Last semester’s Good Vibrations team developed a device that warns astronauts when their movements could cause shoulder injuries. TWU’s spring team expanded this device into a full athletic shirt with additional sensors and warnings, resulting in a useful, practical and non-invasive garment for astronauts to wear during EVA training in the Neutral Buoyancy Laboratory (NBL)—one of the largest indoor bodies of water in the world that simulates the weightlessness of space.

Collaborating across academic disciplines

While creating this new garment, the team partnered with other departments at TWU to take advantage of expertise they didn’t have themselves.
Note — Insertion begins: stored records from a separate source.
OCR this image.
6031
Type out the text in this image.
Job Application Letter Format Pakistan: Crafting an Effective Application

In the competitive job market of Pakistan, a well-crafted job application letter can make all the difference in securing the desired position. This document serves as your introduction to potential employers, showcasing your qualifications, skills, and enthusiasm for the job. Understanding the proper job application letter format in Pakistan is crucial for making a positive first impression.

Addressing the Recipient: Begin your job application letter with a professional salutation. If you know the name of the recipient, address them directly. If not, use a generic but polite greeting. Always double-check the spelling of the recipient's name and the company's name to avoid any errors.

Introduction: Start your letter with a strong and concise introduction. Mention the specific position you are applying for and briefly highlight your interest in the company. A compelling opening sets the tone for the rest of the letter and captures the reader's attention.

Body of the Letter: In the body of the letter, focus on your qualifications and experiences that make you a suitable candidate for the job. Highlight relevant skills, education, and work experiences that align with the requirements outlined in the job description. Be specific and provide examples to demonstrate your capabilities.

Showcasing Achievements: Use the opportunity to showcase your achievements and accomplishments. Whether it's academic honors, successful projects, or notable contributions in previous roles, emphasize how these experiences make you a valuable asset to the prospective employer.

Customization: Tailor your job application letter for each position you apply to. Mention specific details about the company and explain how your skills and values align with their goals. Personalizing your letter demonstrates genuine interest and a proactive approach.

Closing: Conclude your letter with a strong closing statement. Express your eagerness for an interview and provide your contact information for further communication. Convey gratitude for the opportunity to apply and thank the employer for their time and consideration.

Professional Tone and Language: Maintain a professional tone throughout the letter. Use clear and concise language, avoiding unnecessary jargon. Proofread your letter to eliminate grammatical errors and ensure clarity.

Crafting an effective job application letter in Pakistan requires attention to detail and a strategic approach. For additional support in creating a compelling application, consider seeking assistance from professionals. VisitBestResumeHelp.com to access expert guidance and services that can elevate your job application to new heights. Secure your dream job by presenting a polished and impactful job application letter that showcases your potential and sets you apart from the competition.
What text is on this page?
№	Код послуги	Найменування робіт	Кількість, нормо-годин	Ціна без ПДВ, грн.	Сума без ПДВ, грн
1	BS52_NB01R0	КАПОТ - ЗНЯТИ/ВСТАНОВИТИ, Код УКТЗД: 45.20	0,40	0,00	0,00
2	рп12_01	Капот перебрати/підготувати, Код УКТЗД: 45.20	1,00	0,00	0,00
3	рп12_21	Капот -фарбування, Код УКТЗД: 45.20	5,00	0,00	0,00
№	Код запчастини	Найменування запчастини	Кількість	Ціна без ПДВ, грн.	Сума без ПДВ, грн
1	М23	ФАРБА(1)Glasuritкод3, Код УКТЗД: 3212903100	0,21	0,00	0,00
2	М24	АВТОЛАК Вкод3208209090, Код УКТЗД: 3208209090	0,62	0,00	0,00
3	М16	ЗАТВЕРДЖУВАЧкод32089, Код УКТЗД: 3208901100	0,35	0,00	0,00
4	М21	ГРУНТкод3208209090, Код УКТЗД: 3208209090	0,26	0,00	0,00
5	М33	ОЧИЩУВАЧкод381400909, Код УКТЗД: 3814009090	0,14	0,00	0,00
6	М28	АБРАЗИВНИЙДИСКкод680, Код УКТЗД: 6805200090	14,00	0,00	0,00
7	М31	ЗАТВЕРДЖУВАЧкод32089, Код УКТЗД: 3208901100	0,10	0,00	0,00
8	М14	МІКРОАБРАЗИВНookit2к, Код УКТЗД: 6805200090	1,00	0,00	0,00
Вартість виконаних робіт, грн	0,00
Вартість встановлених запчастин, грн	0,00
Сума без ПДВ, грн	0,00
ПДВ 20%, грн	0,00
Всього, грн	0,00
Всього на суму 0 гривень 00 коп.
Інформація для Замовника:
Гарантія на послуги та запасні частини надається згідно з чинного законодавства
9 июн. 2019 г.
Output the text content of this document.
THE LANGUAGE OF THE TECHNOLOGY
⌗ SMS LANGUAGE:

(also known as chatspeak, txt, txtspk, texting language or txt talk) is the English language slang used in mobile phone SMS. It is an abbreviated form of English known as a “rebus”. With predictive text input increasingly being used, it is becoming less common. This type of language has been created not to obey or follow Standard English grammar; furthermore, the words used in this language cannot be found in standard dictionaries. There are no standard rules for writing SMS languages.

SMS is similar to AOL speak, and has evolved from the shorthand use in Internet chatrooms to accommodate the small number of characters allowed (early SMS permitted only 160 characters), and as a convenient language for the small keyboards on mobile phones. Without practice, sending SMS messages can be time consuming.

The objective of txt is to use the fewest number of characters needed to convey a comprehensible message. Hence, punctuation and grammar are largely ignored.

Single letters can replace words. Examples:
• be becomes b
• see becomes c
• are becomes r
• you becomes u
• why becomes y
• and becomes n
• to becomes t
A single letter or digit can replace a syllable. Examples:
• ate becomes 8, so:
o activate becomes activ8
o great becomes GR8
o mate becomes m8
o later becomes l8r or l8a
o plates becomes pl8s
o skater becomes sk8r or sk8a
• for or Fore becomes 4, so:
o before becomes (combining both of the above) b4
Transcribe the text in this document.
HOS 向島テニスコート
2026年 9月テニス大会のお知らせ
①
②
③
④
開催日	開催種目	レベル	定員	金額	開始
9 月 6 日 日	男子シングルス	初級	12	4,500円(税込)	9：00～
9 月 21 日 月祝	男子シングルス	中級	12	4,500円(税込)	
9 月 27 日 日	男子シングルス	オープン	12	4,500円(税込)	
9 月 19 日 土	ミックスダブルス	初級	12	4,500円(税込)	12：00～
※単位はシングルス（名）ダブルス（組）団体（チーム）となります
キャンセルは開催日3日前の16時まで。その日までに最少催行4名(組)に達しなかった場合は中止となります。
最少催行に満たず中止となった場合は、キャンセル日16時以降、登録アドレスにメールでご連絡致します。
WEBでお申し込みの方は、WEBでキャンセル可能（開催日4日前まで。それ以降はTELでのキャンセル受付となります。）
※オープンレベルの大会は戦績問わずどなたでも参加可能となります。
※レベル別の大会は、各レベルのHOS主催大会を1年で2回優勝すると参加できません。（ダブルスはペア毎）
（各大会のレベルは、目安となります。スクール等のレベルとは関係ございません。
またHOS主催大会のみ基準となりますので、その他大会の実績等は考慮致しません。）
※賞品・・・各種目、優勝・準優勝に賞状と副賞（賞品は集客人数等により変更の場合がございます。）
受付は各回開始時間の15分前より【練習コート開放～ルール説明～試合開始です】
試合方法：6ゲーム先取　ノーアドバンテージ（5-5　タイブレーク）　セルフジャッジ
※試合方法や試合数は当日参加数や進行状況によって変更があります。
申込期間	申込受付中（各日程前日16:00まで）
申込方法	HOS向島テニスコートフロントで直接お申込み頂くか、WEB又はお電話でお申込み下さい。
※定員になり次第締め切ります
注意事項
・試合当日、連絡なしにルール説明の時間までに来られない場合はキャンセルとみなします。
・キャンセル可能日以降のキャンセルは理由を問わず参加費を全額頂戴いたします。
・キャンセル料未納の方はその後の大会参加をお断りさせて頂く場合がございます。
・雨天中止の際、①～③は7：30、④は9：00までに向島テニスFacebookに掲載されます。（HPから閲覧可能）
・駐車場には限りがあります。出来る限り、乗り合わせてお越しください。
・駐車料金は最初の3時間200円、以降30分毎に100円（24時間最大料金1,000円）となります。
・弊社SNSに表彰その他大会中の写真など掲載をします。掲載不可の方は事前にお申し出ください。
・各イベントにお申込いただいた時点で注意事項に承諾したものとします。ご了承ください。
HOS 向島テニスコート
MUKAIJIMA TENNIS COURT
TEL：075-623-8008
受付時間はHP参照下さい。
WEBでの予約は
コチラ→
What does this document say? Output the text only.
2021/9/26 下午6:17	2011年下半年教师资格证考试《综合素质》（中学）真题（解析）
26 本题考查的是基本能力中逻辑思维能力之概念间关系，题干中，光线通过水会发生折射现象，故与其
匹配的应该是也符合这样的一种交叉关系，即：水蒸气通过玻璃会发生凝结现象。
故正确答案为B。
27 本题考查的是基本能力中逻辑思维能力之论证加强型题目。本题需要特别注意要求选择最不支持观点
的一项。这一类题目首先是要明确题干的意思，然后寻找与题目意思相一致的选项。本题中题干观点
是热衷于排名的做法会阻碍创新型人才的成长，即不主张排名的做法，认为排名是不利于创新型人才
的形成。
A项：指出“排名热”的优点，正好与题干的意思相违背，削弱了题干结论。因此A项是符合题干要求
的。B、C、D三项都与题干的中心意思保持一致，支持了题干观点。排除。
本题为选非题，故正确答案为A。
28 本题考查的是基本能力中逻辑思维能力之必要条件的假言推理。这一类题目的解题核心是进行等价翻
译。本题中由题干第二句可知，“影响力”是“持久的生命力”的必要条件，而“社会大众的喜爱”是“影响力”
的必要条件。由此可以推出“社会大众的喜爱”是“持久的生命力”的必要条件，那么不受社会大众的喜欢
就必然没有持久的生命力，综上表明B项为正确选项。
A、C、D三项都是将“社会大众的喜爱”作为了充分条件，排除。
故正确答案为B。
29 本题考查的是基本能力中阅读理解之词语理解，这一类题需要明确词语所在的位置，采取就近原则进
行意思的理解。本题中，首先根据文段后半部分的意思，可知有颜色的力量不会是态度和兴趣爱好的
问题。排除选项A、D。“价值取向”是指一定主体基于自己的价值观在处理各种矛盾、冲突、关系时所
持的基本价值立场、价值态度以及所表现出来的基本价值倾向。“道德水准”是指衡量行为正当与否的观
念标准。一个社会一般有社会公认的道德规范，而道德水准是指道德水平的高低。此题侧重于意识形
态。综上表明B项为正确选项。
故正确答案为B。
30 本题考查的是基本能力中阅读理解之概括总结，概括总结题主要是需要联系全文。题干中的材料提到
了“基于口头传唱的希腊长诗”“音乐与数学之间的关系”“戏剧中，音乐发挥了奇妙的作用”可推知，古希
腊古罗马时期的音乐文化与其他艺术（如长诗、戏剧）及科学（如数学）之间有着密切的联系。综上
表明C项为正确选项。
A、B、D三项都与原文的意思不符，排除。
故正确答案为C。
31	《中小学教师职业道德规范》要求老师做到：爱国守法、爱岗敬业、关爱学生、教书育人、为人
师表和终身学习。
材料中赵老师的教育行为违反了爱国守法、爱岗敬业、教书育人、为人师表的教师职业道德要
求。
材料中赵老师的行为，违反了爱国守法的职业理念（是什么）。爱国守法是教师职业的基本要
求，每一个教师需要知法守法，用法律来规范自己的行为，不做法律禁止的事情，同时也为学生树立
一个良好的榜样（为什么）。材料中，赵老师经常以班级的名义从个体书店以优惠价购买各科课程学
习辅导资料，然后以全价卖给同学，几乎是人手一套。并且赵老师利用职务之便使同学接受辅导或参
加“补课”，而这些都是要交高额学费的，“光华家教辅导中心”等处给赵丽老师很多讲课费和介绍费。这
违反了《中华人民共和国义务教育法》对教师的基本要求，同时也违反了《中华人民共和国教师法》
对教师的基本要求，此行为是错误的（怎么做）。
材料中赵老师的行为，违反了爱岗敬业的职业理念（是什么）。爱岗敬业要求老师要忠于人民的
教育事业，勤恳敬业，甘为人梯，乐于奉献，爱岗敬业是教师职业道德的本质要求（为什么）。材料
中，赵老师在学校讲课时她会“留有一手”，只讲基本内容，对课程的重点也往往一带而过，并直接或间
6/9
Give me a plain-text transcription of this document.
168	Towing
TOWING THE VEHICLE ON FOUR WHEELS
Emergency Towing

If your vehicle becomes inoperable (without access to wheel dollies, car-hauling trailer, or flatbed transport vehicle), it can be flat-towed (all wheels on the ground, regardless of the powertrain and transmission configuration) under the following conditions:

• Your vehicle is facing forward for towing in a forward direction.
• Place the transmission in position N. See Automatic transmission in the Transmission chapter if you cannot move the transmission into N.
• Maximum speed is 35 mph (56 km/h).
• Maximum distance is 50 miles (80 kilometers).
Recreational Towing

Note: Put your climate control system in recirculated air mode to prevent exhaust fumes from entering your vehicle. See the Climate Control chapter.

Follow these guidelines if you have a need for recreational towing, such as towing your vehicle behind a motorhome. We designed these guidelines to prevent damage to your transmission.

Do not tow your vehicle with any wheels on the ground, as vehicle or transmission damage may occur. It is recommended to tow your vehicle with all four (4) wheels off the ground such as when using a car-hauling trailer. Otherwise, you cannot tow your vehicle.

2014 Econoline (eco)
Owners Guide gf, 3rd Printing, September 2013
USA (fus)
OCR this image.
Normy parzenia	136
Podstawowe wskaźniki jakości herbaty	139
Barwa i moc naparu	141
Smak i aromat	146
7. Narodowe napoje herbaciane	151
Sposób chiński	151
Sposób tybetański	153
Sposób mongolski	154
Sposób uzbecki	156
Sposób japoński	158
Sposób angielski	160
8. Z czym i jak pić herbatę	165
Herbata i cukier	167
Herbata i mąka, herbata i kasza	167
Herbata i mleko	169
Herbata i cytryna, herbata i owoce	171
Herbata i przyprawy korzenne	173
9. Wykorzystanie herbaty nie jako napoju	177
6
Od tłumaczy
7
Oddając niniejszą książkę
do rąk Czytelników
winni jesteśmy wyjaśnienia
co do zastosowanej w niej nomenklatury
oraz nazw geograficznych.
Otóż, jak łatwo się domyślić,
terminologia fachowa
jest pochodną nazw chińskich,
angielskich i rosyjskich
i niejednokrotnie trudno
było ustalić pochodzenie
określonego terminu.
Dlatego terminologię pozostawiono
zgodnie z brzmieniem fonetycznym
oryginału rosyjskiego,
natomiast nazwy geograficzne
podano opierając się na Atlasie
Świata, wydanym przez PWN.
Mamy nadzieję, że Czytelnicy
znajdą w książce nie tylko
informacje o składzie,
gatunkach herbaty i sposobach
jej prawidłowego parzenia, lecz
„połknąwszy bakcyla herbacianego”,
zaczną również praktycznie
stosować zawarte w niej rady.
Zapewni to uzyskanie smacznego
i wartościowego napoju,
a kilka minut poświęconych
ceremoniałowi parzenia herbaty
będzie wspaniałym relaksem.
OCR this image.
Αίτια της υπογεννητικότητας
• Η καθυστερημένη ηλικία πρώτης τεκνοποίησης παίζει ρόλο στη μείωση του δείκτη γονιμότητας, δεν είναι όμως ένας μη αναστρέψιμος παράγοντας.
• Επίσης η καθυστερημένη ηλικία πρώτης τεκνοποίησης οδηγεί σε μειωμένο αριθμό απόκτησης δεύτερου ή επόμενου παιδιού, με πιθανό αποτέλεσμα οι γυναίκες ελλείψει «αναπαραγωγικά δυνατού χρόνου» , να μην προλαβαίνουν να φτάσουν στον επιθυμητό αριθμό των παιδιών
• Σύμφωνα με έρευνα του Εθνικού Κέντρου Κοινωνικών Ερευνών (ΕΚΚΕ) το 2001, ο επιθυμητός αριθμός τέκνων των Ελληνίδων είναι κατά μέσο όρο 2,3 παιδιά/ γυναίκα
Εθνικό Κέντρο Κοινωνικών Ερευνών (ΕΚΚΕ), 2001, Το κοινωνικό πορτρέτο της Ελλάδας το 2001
“The spring team’s device involved electronic components that needed to be coded to work as needed,” said team advisor Rhett Rigby, PhD. “Since the students had no previous experience in coding, they contacted the mathematics and computer science department for help.”

The team also needed to create a replica of the hard, upper torso unit of a spacesuit. To do that, they partnered with TWU’s visual arts department to construct one out of a thickened epoxy with an outer layer of fiberglass to ensure the device was as stable and realistic as possible.

Since the garment consisted of electronic components inside a form-fitting athletic shirt, the team also collaborated with TWU’s fashion and textiles department to sew the electronic components into the shirt.

To test the garment in environments similar to that in which astronauts prepare for their missions, the team planned on conducting underwater testing in the Pioneer Hall pool, but that was cancelled due to COVID-19.

Even though they were not able to fully test their project, the team still accomplished what it set out to do and, most importantly, received a learning experience that will benefit them for years to come.

“I had an amazing experience working with my team this semester,” said team lead Madeline Boutwell. “It is not often that undergraduates get to conduct their own research, and that opportunity was truly remarkable. A lot of the time in class we learn about theoretical problems and solutions, so to be faced with an unsolved problem and given the opportunity to find our own solution really stretched our creative capacity. All of the team members were eager to help each other to make sure the project would be completed to the best of our ability.”

“This team exhibited the true definition of a cross-disciplinary approach to solving a problem,” said Rigby. “Although these students are all kinesiology majors, they learned aspects of engineering and computer science to design and fabricate their project. Specifically, they learned how to write a computer language, the ins and outs of circuitry and digital electronics and how to operate three-dimensional software. Even though COVID-19 prevented extensive testing, the team built a functioning device and proved that it worked.”